Haier’s 2Q23 reported net profit was up 12.6% YoY, which is largely in- line with market expectations. The strong sales performance of air- conditioner in 1H23 (+23% YoY) was the key driver that helped domestic revenue to grow 10% YoY, defying the weakness of property market. Premium brand Casarte has also undergone strategic adjustments in 1H23, and its sales is expected to accelerate in 2H23. For overseas, macro headwinds still exist in developed markets, which may weigh on the overall growth. Still, we believe Haier should be on track to deliver double-digit earnings in 2023 with its efforts on pushing digitalisation and brand revitalisation. Maintain BUY.
Key Factors for Rating
2Q23 results in-line as reported NP delivered 12% YoY growth. While 2Q23 revenue was up 8.4% YoY to RMB66.6bn, reported/adjusted net profit was up 12.6%/14.1% YoY to RMB5.0bn/RMB4.9bn respectively. This should be in-line with market expectations. The profit growth is mainly driven by a careful SG&A control, hence NPM expanded 0.3ppt to 6.8% in 1H23.

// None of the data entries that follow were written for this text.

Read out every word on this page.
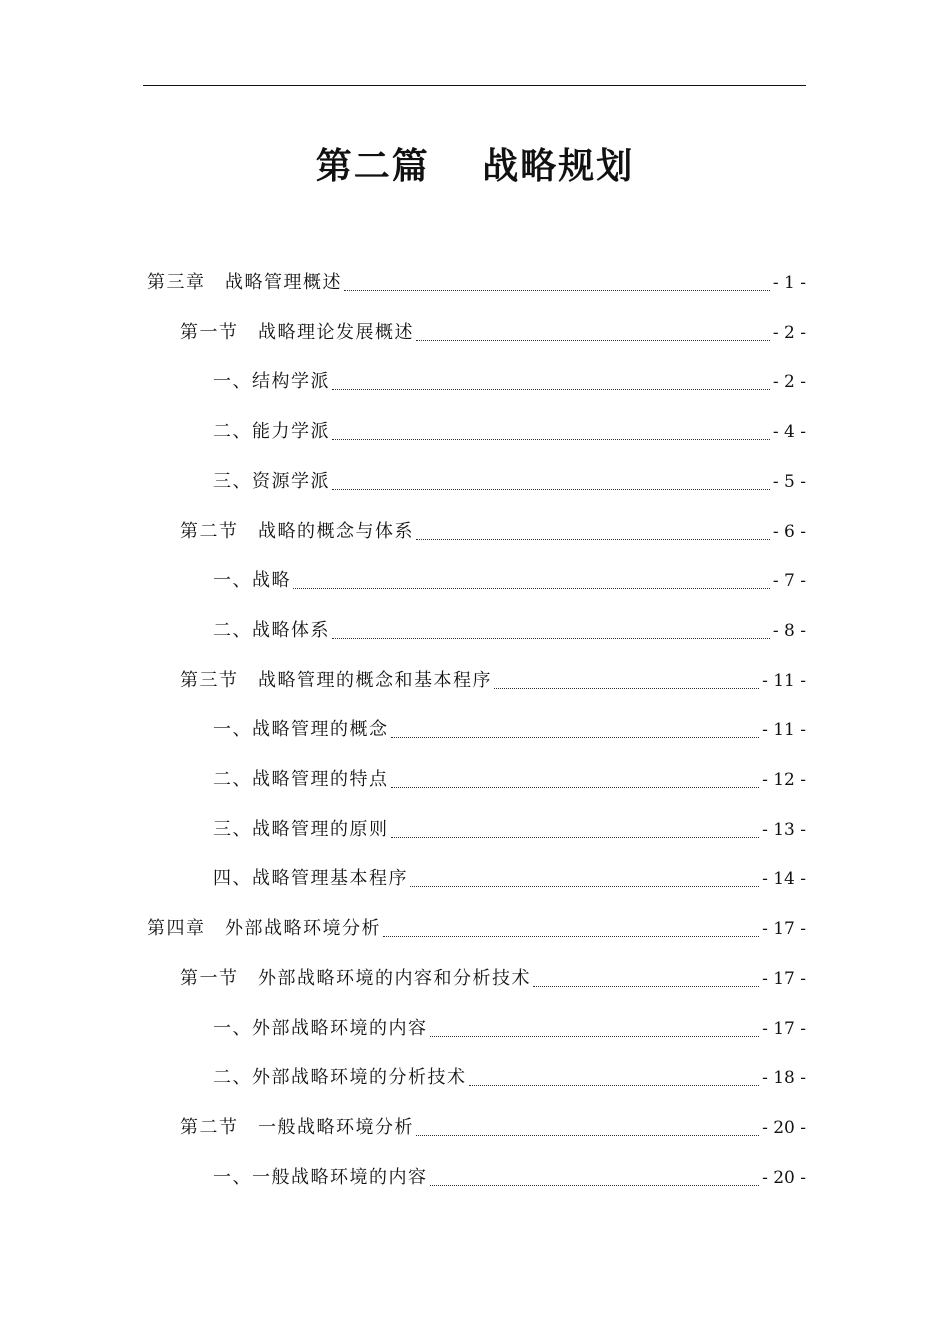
第二篇　 战略规划
第三章　战略管理概述	- 1 -
第一节　战略理论发展概述	- 2 -
一、结构学派	- 2 -
二、能力学派	- 4 -
三、资源学派	- 5 -
第二节　战略的概念与体系	- 6 -
一、战略	- 7 -
二、战略体系	- 8 -
第三节　战略管理的概念和基本程序	- 11 -
一、战略管理的概念	- 11 -
二、战略管理的特点	- 12 -
三、战略管理的原则	- 13 -
四、战略管理基本程序	- 14 -
第四章　外部战略环境分析	- 17 -
第一节　外部战略环境的内容和分析技术	- 17 -
一、外部战略环境的内容	- 17 -
二、外部战略环境的分析技术	- 18 -
第二节　一般战略环境分析	- 20 -
一、一般战略环境的内容	- 20 -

Air-con sales could still be strong in 2H23. Air-conditioners sales, which grew 23% YoY in 1H23, supported the overall domestic segment (+10% YoY)。 In addition to favourable hot weather that aided sales, such strong sales reflected the result of Haier’s efforts to strengthen the competitiveness of the segment, such as manufacturing all the necessary parts by itself, rebuilding the team and pushing digitalisation across all functions inside Haier. Although sales were down less than <10% in July and August 2023, it is confident that sales could rebound in 4Q23 with refined strategy.
Premiumisation in China still works. Haier also managed to accelerate the sales growth of its premium brand, Casarte, in 2Q23 to 14%, higher than 1Q23 (high S.D.)。 Haier is confident that the brand could continue to gain popularity in China as it will expand the presence to premium malls.
Some adjustments to overseas strategy to reignite growth. 2Q23 results have reflected slower growth, especially in Europe as the market was down YoY. Mgt. attributed that to high inflation, and decided to rebrand Candy. The pricing is higher than before, and mgt. expected the profitability of the European segment will improve significantly in 2H23.
Valuation
We slightly adjusted our 2023-25 EPS forecasts by -2.0% to +0.2% after 1H23 earnings, and we expect Haier should be able to deliver c.15% EPS growth on an adjusted basis in 2023. Maintain BUY. Our TP is adjusted to HK$29.0, based on 15x 2023E P/E, and a HKDCNY rate of 0.93.